WASHINGTON (CNA/EWTN NEWS) – New clarifications about Department of Veterans Affairs rules have resolved a dispute about religious Christmas carols, gifts and displays in veterans’ hospitals, a chaplains’ group has said.
“No one should try to water down Christmas for our veterans just because they object to any religious references or items. I am most grateful that the VA has clarified their policy prior to the upcoming holidays,” Chaplain Ron Crews, a retired Army Reserve colonel, said Sept. 21.
The chaplain is executive director of Chaplain Alliance for Religious Liberty, a group of Protestant Christian organizations and ministries that provide over 2,600 chaplains for the U.S. military.
“This should make clear that churches may sing Christmas carols and distribute Christmas cards at VA hospitals,” Chaplain Crews continued. “The guidelines state that hospital administrators may allow this and provide reasonable guidance as to where displays may be set up and where and how long a church choir may sing.”
He said the new policy “should put a stop to those organizations that complain without basis about any mention of faith in VA facilities.”
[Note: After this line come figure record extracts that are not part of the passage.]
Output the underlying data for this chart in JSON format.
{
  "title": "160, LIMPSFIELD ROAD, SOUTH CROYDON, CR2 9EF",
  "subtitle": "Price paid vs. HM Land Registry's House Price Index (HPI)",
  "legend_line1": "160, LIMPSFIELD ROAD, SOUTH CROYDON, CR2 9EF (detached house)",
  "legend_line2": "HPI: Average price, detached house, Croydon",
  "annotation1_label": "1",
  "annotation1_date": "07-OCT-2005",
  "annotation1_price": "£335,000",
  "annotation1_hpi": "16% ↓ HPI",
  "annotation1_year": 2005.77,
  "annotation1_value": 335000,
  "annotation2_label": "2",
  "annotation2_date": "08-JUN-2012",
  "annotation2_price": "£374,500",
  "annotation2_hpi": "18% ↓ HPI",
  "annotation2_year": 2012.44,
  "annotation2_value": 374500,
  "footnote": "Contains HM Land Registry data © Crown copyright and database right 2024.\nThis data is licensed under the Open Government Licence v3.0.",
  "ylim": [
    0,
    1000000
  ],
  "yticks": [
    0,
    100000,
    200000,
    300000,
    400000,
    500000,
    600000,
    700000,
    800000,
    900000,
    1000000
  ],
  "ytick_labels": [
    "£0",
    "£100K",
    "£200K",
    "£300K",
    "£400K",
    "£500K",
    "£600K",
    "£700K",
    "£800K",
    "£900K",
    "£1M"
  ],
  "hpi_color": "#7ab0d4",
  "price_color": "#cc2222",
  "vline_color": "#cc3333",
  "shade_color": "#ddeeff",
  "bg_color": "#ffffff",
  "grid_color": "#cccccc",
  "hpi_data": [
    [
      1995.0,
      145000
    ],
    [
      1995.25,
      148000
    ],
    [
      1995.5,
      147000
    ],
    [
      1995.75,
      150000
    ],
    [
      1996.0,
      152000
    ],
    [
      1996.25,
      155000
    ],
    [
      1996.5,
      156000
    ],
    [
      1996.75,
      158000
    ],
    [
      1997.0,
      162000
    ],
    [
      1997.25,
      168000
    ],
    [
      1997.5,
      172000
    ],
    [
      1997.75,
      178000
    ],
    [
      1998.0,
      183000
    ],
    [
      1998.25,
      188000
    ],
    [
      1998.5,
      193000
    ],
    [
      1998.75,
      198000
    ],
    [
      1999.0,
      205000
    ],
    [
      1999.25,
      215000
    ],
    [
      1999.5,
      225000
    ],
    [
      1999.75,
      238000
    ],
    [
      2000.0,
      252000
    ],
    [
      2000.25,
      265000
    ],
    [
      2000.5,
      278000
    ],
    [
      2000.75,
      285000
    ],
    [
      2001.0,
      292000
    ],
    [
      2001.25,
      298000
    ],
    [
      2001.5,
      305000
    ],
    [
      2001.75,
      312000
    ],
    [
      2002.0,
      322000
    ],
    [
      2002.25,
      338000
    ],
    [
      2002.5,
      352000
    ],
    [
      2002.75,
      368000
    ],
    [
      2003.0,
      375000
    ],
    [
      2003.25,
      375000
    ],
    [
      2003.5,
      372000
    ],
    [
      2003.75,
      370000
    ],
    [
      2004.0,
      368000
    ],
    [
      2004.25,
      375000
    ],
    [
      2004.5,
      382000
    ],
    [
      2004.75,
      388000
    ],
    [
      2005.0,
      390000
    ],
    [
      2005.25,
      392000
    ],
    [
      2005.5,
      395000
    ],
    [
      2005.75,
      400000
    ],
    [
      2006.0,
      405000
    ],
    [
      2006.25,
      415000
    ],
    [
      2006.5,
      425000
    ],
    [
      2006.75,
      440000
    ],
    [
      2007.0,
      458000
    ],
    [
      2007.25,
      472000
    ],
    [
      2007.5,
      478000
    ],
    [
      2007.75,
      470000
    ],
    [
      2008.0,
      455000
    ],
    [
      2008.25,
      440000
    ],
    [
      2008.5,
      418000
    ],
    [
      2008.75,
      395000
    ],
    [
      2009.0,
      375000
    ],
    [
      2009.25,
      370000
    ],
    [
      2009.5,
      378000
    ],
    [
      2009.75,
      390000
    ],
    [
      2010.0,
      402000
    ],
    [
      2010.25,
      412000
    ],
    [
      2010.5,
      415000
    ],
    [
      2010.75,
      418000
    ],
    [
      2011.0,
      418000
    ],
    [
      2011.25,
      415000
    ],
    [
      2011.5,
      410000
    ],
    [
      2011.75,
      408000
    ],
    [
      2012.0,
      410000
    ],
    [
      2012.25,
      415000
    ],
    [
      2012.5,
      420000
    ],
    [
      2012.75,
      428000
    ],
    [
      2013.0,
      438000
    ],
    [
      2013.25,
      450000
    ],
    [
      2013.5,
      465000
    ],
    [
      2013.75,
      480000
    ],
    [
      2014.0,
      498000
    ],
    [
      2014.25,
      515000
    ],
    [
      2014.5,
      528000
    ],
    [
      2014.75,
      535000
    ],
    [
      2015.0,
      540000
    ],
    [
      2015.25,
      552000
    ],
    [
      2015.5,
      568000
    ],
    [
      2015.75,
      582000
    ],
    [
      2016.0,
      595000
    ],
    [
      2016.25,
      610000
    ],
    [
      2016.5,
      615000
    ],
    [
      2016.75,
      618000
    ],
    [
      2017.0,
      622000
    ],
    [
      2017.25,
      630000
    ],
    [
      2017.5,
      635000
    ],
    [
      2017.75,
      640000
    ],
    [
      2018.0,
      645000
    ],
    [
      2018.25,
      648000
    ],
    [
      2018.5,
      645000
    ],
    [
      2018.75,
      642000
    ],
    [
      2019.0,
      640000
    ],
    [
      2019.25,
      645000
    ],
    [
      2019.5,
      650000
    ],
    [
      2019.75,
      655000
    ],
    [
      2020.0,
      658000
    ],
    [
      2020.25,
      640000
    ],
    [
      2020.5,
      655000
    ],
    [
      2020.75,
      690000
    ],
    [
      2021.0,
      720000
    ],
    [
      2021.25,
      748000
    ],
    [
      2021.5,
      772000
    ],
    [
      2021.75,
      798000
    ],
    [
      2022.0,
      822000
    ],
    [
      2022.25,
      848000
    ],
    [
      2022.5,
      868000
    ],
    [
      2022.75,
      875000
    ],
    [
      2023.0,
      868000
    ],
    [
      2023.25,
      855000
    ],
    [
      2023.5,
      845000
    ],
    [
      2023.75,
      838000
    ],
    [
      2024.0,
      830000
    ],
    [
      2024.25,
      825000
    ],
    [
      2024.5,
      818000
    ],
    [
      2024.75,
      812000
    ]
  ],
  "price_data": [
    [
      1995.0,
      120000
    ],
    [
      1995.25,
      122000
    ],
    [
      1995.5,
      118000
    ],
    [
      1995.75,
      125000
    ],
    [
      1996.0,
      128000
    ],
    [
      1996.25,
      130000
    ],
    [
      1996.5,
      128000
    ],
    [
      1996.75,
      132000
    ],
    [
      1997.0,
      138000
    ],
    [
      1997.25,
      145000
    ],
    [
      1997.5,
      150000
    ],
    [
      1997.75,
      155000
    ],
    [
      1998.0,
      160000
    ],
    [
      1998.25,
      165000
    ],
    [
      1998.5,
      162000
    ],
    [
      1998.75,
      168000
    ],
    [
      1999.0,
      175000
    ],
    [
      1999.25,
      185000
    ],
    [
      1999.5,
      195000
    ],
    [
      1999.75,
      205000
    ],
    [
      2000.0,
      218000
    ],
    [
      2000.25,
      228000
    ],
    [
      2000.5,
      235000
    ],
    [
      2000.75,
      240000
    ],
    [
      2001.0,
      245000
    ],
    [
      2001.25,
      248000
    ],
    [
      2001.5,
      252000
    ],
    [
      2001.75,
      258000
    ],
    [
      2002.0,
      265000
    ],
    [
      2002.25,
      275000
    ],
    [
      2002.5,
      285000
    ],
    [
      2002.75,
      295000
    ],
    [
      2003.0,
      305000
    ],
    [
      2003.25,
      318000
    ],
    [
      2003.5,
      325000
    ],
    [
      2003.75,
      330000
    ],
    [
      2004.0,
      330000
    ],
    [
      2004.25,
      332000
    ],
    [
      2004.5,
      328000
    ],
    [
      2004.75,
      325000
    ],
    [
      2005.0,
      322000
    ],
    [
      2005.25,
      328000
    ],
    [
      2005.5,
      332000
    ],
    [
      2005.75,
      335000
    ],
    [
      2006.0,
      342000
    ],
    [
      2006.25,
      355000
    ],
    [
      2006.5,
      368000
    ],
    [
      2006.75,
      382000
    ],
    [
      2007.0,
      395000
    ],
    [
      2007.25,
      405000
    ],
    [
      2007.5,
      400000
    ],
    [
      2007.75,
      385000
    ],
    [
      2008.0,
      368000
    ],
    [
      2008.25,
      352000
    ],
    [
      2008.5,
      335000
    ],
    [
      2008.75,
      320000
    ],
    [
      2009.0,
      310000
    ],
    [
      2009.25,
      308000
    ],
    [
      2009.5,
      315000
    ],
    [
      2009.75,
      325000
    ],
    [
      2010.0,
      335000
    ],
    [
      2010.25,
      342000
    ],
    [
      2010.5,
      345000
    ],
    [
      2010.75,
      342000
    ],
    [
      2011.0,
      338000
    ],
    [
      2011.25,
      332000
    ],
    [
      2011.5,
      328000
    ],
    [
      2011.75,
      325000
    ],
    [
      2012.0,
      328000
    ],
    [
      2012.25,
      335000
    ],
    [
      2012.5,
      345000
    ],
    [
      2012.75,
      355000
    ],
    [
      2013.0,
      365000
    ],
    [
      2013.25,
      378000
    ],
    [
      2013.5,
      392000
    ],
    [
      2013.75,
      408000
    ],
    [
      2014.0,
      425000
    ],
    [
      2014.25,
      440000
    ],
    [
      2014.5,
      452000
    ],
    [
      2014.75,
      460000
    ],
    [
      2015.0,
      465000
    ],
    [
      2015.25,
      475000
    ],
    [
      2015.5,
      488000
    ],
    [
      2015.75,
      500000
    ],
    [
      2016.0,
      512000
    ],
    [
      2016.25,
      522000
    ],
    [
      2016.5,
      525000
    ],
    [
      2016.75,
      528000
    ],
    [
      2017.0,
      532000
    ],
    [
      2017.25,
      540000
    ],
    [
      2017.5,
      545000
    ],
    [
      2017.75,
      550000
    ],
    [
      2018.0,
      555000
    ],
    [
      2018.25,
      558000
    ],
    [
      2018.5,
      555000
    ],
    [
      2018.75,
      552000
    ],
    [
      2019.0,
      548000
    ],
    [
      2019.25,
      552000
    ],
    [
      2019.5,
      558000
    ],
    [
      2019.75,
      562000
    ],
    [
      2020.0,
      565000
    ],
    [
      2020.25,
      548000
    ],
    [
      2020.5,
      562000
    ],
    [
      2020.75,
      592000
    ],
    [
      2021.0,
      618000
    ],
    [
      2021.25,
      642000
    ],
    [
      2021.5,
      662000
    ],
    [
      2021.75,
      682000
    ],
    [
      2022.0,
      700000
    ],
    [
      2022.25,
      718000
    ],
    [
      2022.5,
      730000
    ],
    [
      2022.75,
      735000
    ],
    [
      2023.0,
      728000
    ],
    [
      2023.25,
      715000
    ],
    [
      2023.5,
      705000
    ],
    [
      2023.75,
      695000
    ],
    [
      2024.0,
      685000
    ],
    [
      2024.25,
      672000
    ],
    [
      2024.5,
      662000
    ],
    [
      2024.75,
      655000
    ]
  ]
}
The Veterans Affairs department had attracted controversy for some hospital policies applied at Christmastime.
In December 2013, A Veterans’ Affairs hospital in Georgia barred high school Christmas carolers from singing religious songs. The hospital required them to sing from a list of 12 Christmas songs its pastoral service deemed appropriate. The ban was enacted on the grounds that each veteran had the right to be protected from unwelcomed religious material.
The new guidance says that once a director allows holiday singing in a designated location, the department “must remain neutral regarding the views expressed by the group or individual generally or in its holiday songs.”
The guidance says that Veterans Health Administration facilities may receive cards and gifts with religious messages for distributions to patients and residence in accordance with their individual preferences.
It also allows veterans’ groups to set up displays with religious items on VA property.